2) Plan hiking days in pairs
For every day of strenuous hiking, match it with a day of easy hiking. I recognize that I struggle to hike 18 miles with 4,000 ft elevation two days in a row. So if day one is hiking Half Dome, day two is going to the Tuolumne Meadows (true story). This gives me time to recover and take on another mountain on day three.
Up in the clouds day 1...

...down in the meadows day 2. Our legs thanked us.

3) Don't plan a day
My favorite vacation day is catch-up day. This day is left blank at the end of the trip for us to pick up any trail we choose. Sometimes it's a trail suggestion from a ranger or a fellow hiker on the trail. If we got rained out on an earlier day, then we use catch-up day to get in that hike. Mother nature never cooperates 100% of the time. As a result, I never plan 100% of the time so we can still get it all in. Remember all those extra trails you wrote down in step 1? Here's your chance to visit some of the favorites that got left behind.
Eagle View trail may not be popular,but it sure is beautiful. 
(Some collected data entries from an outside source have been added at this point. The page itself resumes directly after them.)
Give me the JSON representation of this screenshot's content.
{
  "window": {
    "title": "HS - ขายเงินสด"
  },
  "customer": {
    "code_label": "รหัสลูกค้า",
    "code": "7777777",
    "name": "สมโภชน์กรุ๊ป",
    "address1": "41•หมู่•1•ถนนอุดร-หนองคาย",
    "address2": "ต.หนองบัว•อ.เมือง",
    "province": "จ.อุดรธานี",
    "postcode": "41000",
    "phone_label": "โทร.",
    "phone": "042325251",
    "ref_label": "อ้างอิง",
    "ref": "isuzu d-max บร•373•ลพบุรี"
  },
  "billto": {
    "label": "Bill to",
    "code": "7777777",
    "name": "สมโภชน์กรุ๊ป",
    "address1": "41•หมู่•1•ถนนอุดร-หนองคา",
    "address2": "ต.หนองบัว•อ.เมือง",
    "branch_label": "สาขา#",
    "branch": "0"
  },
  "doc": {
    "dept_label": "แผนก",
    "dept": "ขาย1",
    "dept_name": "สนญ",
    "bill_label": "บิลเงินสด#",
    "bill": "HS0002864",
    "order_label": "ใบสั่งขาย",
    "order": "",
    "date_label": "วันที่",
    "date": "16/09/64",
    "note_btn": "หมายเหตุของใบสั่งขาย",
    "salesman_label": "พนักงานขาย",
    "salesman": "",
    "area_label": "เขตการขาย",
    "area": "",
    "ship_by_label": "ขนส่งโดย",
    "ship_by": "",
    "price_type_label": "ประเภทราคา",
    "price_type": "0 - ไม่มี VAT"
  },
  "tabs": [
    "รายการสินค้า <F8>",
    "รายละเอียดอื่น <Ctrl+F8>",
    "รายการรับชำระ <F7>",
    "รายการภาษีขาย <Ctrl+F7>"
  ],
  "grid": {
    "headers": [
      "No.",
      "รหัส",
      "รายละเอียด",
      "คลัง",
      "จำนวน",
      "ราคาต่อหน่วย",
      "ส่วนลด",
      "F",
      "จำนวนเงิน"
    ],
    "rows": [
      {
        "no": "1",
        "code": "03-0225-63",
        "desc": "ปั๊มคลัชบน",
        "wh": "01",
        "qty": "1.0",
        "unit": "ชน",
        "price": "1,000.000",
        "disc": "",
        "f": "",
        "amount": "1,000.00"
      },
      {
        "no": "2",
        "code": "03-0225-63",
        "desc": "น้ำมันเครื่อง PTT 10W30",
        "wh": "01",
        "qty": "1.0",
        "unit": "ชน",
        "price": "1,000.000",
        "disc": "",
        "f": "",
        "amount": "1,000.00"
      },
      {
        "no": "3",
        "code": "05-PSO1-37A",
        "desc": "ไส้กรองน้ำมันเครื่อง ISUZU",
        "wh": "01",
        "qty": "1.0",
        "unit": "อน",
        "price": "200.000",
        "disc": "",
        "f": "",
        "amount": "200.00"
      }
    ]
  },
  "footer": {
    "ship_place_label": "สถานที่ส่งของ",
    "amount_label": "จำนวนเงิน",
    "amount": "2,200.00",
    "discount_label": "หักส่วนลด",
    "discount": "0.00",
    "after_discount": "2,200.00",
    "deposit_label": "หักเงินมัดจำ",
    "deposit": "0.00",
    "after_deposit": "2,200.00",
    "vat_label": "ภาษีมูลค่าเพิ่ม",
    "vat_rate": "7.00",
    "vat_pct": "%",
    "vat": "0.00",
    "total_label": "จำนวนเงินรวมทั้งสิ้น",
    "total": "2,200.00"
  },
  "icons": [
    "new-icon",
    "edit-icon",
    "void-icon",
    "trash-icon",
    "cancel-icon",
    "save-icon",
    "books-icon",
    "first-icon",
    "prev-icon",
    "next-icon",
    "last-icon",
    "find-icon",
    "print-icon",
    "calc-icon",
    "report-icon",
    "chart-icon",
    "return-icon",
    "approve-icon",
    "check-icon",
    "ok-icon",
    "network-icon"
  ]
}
Wednesday, January 20, 2016

The three tenets of prop making for cosplayers

Props with your cosplay are the icing on the cake. It helps to elevate the entire costume to the next level by bringing items associated with your character into the act. I personally find it easier to create photo posses when I have a prop and seldom cosplay without one. My prop becomes my security blanket.

Like a cosplay, a prop project can easily become a burden which is why I start all projects with three questions.

Can I make it light?

There are two things a con day is not: short and inactive. Once I arrive at con, I'm excited to see all the costumes, visit all the exhibit booths, and see most of the panels. I don't want to leave and I don't want a large, heavy prop literally weighing me down. So the first part of any prop I tackle is the materials. How light can I make it? How do I make that even lighter?
To make a light and cheap mage staff, I used expanding foam.

There are plenty of options available for light prop making: worbla, paper mache, a million types of foam, and lightweight paper clay to name a few. When creating my initial blueprints, I keep these materials in mind for how to make the prop light. The size of the prop tends to help me determine which materials is best.

Can I make it cost-effective?

Yes, there are plenty of material options for making props light, but can I afford it? Budget is a part of cosplay. Fail to plan a good budget and you can plan to fail to complete the project. After creating a short list of ideal materials, I start to plan the costs. I may want to cover my project in Worbla, but at $45 a sheet it's not cost-effective. 

I start a prop project outlining three materials and budget plans: unlimited, economical, and blue-light special. The final selection is often a mix of all these plans as you balance material cost. 

Can I make it with my current skills and tools?

I think this is the hardest question for cosplayers to face. Yes, you should expand your horizons and learn new skills, but not at the expense of picking projects that will cause non-calculable measures of frustration. The challenge is looking for projects that are a step or two above your current skills, not a leap of faith 10 stories up.

Equally important is having the right tools. Making gems requires the tools to make custom molds and then use those molds to create the gem. Foam requires a lot of sharp blades to shape pieces and tarp to pick up your mess. Worbal needs to be heated, molded, primed, and then painted. My mom always said the right tools make the job. Part of your prop research needs to include the tools required and the cost for those tools.

To learn more about how I made the mage staff in this post, read my series about Expanding Foam and You.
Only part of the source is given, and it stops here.